Ion channels of human microglia in culture.

Abstract

Macroscopic and microscopic currents have been recorded using human microglia isolated from fetal human brains (12-20 weeks gestation). Within a period of two days following plating of cells, inward K+ currents were small (mean amplitude of 0.3 nA at -100 mV) and outward K+ currents were not observed. For periods in excess of five days after adherence to substrate, an inactivating outward K+ current, sensitive to 4-aminopyridine, was expressed. A slowly rising current, blocked by tetraethylammonium, was also evident in a small population of human microglia. This current was activated with cell depolarization positive to +10 mV and had properties similar to those recently described for a proton current in mouse cells. In early adherent cells (days 1 or 2 after plating), treatment of microglia with interferon-gamma led to the expression of outward K+ current which was lacking in the absence of the treatment.

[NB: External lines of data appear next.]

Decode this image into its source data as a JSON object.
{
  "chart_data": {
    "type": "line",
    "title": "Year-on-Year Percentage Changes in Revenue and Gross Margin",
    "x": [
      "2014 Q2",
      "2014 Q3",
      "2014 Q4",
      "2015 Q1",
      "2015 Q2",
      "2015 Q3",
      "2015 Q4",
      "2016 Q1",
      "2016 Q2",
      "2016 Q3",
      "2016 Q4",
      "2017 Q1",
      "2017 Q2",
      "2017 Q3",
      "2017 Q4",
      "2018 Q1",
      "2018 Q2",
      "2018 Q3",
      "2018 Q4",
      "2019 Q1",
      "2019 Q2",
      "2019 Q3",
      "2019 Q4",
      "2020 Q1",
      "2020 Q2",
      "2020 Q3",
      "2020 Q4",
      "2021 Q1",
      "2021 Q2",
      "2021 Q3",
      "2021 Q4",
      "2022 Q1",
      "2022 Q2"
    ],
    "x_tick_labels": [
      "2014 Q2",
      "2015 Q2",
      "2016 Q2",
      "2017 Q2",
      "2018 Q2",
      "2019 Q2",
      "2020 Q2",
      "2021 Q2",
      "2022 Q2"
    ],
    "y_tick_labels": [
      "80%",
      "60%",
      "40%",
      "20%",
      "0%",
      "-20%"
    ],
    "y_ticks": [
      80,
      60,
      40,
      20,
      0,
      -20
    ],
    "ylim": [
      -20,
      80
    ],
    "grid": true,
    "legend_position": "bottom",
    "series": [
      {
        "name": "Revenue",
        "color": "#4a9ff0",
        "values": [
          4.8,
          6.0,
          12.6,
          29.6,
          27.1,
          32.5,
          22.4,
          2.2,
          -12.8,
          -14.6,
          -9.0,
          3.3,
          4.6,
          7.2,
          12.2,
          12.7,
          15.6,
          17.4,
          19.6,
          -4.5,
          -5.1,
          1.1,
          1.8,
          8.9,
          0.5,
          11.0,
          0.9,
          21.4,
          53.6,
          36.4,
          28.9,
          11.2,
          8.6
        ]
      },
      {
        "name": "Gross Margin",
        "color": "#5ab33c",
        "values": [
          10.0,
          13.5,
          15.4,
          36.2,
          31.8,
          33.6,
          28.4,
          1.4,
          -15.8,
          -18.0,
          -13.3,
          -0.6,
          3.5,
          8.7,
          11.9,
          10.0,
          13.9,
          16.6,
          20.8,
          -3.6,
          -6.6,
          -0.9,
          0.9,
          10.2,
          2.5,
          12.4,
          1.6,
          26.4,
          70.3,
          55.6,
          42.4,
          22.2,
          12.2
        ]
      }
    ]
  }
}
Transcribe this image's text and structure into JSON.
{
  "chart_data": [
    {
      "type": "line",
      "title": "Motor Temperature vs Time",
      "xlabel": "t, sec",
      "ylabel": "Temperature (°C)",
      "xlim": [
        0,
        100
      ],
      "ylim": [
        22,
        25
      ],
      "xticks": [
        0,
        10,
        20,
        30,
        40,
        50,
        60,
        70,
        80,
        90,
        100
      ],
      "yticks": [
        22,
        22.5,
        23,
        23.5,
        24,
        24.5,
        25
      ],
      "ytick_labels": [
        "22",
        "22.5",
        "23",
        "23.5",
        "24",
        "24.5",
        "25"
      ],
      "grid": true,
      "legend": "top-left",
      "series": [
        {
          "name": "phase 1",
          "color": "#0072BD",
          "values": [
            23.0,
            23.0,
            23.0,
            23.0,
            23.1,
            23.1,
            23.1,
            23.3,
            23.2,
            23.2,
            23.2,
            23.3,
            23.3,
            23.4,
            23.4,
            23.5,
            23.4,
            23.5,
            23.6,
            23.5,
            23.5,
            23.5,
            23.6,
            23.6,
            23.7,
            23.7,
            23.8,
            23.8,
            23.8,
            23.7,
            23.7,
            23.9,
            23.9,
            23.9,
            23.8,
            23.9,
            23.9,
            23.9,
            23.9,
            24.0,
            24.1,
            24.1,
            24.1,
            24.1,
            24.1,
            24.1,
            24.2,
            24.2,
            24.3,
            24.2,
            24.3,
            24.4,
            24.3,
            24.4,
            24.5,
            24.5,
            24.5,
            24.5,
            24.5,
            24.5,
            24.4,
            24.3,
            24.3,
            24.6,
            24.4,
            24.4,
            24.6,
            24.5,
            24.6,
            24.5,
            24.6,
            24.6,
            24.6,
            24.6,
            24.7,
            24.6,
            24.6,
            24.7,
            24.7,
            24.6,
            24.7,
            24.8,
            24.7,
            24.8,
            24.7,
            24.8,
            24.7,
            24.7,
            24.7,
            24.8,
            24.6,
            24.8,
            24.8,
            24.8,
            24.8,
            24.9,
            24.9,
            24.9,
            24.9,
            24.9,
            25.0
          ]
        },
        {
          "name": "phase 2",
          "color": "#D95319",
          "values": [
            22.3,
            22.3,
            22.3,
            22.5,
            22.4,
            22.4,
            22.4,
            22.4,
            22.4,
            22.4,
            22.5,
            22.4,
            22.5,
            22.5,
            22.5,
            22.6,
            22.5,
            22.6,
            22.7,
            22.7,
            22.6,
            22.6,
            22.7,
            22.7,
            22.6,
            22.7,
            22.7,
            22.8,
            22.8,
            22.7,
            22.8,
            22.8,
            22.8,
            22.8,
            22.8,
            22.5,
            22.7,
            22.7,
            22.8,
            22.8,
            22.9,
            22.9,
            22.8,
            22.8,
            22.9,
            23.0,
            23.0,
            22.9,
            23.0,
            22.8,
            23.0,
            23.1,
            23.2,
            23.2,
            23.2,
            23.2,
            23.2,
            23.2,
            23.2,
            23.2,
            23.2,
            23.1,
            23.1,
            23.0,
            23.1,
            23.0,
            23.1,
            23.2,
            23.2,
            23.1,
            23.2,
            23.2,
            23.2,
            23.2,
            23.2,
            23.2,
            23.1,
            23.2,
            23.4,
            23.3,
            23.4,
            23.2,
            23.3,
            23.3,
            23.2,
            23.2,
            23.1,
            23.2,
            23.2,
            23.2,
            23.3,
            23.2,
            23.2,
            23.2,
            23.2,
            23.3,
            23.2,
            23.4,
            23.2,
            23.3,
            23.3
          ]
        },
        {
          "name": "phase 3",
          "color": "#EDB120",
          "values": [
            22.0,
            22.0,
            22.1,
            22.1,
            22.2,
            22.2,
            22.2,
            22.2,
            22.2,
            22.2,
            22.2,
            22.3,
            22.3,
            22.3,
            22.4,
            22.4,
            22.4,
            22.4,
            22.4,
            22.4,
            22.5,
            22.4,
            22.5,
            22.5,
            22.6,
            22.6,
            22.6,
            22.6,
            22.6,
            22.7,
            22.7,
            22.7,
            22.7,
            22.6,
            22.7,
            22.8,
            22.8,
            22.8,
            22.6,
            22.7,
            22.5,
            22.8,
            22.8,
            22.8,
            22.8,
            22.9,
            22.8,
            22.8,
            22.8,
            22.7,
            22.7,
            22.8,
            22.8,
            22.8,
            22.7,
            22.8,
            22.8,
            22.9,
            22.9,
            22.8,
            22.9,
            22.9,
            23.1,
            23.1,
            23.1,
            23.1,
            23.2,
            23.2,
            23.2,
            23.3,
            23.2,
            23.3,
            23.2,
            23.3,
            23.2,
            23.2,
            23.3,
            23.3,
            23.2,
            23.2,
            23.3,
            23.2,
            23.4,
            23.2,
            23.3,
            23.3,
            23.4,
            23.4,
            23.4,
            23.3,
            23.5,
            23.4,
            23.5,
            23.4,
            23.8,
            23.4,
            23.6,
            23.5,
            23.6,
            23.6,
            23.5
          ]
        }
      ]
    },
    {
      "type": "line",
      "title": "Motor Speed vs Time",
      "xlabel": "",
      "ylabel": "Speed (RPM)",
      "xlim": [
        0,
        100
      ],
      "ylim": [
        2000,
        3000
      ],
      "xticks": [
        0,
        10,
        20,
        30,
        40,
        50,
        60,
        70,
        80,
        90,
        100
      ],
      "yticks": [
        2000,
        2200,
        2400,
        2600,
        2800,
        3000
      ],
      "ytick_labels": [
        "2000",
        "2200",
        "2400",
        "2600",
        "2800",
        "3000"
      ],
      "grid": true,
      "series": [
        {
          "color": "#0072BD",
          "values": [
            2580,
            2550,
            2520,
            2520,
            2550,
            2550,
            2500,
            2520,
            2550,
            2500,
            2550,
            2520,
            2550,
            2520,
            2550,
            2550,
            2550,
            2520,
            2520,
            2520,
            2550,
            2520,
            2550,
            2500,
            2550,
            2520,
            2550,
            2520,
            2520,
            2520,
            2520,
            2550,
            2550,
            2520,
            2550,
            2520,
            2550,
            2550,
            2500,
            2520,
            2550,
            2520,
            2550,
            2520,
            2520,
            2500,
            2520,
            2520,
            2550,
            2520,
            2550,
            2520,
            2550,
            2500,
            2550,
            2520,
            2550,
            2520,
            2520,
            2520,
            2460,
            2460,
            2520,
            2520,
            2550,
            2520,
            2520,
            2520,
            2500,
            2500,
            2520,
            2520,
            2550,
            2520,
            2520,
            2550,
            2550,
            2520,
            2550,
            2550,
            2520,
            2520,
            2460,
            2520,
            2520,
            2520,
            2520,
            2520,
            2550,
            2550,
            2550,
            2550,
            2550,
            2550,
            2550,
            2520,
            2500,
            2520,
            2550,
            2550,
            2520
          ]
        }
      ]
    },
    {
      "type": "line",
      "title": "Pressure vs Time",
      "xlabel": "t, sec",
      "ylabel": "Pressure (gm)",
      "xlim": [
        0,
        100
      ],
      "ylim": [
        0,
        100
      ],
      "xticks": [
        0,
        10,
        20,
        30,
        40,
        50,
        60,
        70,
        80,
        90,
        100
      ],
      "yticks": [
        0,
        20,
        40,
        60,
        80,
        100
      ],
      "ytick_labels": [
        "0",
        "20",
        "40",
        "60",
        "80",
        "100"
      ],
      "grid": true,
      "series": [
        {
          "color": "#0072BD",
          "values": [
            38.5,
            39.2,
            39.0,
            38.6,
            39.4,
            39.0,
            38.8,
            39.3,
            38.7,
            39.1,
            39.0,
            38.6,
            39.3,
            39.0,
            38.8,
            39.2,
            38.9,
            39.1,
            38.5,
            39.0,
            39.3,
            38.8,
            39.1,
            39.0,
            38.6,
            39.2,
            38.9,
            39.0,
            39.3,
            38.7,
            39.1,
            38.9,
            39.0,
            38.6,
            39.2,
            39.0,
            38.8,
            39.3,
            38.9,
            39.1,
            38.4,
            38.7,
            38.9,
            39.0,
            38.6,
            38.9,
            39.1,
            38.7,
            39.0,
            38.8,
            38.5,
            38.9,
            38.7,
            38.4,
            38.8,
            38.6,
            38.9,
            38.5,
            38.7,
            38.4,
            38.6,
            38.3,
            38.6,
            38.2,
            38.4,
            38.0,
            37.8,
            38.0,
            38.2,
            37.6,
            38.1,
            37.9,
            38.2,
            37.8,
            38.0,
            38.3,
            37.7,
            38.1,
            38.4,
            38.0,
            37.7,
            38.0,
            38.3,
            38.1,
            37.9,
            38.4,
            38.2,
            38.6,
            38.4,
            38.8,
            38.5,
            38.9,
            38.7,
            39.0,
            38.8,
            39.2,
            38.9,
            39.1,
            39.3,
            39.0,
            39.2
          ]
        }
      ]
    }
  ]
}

In excised, inside-out patches, two high conductance channels were identified. A calcium-dependent K+ channel (unitary conductance of 106 pS with physiological levels of K+ across the patch) had an open probability of 0.5 with internal Ca2+ at 7 microM and the patch potential at 0 mV. In addition, an anion channel (unitary conductance of 280 pS) was transiently activated with depolarizing or hyperpolarizing steps applied from 0 mV. Characterization of the macroscopic and unitary properties of currents in microglia will have relevance to a description of putative cell functions in the human CNS. In particular, modification of cell electrophysiological properties by various activating stimuli may contribute to signalling processes in CNS pathology.